For now, Twins general manager Bill Smith didn’t want to address the business side.

“All that contract stuff, that’s for another day,” he said. “I’ll just say one thing: If you think if he finished second that the price is going to come down … No.”

Morneau, signed at US$14 million for each of the next four seasons, usually picks up checks as the highest-paid member of the Twins. He might be losing that status to Mauer sometime soon.

“We’re going to do everything we can to keep him here as a Minnesota Twin,” Morneau said. “The biggest thing now isn’t the money. It’s going to be whether or not he feels like we can win every day.”

Mauer set a major league record for highest batting average by a catcher and won his third batting title, becoming the first repeat batting champion since Nomar Garciaparra in 1999-00.

“I love catching. I love the demands that are put on me and the responsibilities that I have, although it might beat you up a little bit physically and mentally,” Mauer said. “I like being back there making those decisions, you know, for my team.”

After missing April with a back injury, Mauer homered on his first swing of the season and went on to lead the AL in batting average (.365), on-base percentage (.444) and slugging percentage (.587), the first AL player to top all three categories in the same season since George Brett in 1980.

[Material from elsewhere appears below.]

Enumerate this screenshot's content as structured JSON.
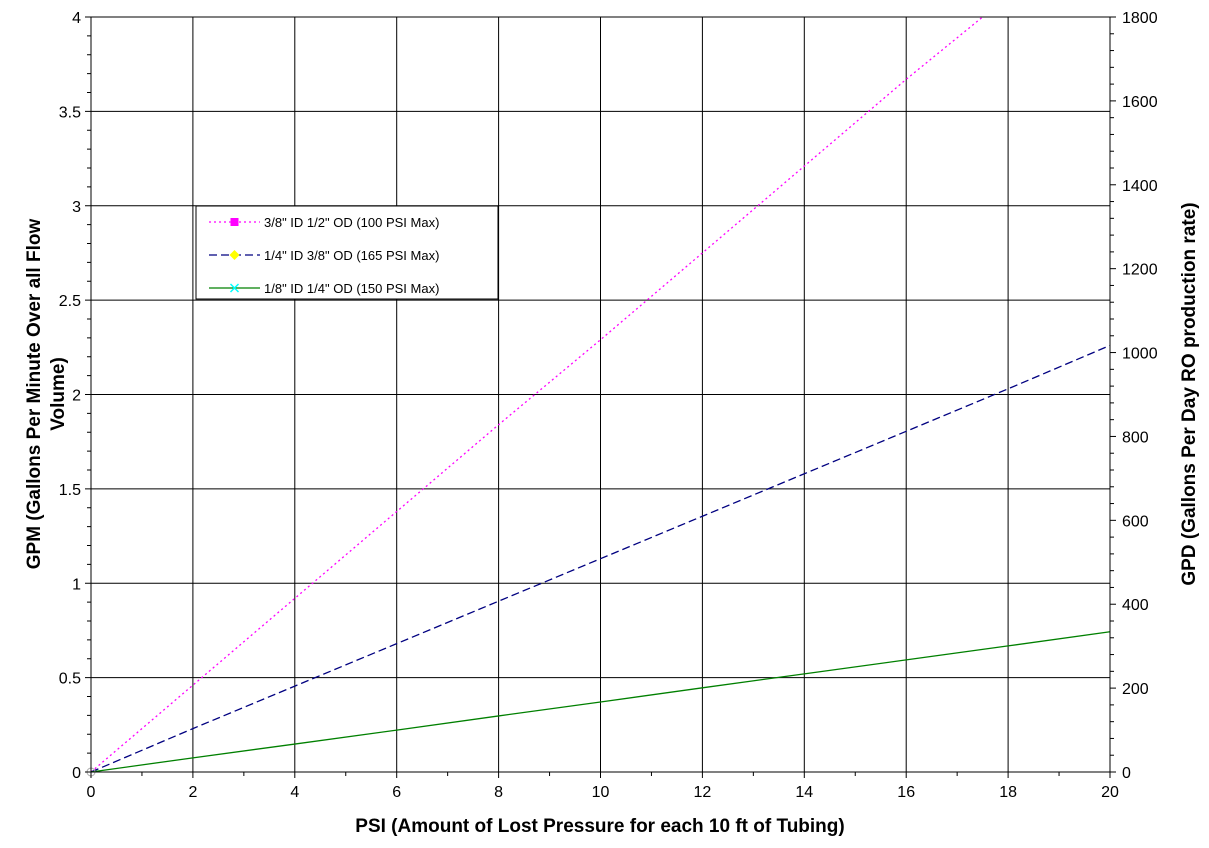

Mauer set career bests with 28 homers and 96 RBIs. He had more walks (76) than strikeouts (63) and batted .378 from Sept. 13 on after Morneau’s season-ending back injury, helping the Twins overtake Detroit for the AL Central title. He was voted to his third All-Star team and won his second straight AL Gold Glove.

Mauer said the injury and his minor rehabilitation assignment might have been a “blessing in disguise.” He was forced to do more core work on his abdominal muscles.

“In April, I couldn’t watch a whole lot of the games,” he said. “I’d watch for a little bit and I’d get so frustrated that I wasn’t out there.”

Ivan Rodriguez in 1999 had been the only catcher since Thurman Munson in 1976 to win the AL MVP. The other catchers to win in the AL were Mickey Cochrane (1934), Yogi Berra (1951 and 1954-55) and Elston Howard (1963). NL catchers to win were Gabby Hartnett (1935), Ernie Lombardi (1938), Roy Campanella (1951, 1953 and 1955) and Johnny Bench (1970 and 1972).

In addition to Mauer and Morneau, other Twins to win were Zoilo Versalles (1965), Harmon Killebrew (1969) and Rod Carew (1977).

Mauer receives a $100,000 bonus for winning the award, and Cabrera gets $200,000 for finishing fourth. Cabrera’s first-place vote came from Keizo Konishi of Kyodo News, a member of the Seattle chapter.

Teixeira led the AL with 122 RBIs and tied for first with 39 homers. Jeter was second to Morneau in the 2006 voting and finished third behind Juan Gonzalez and Garciaparra in 1998.

The NL MVP is to be announced Tuesday, and Albert Pujols of the St. Louis Cardinals is favoured to repeat.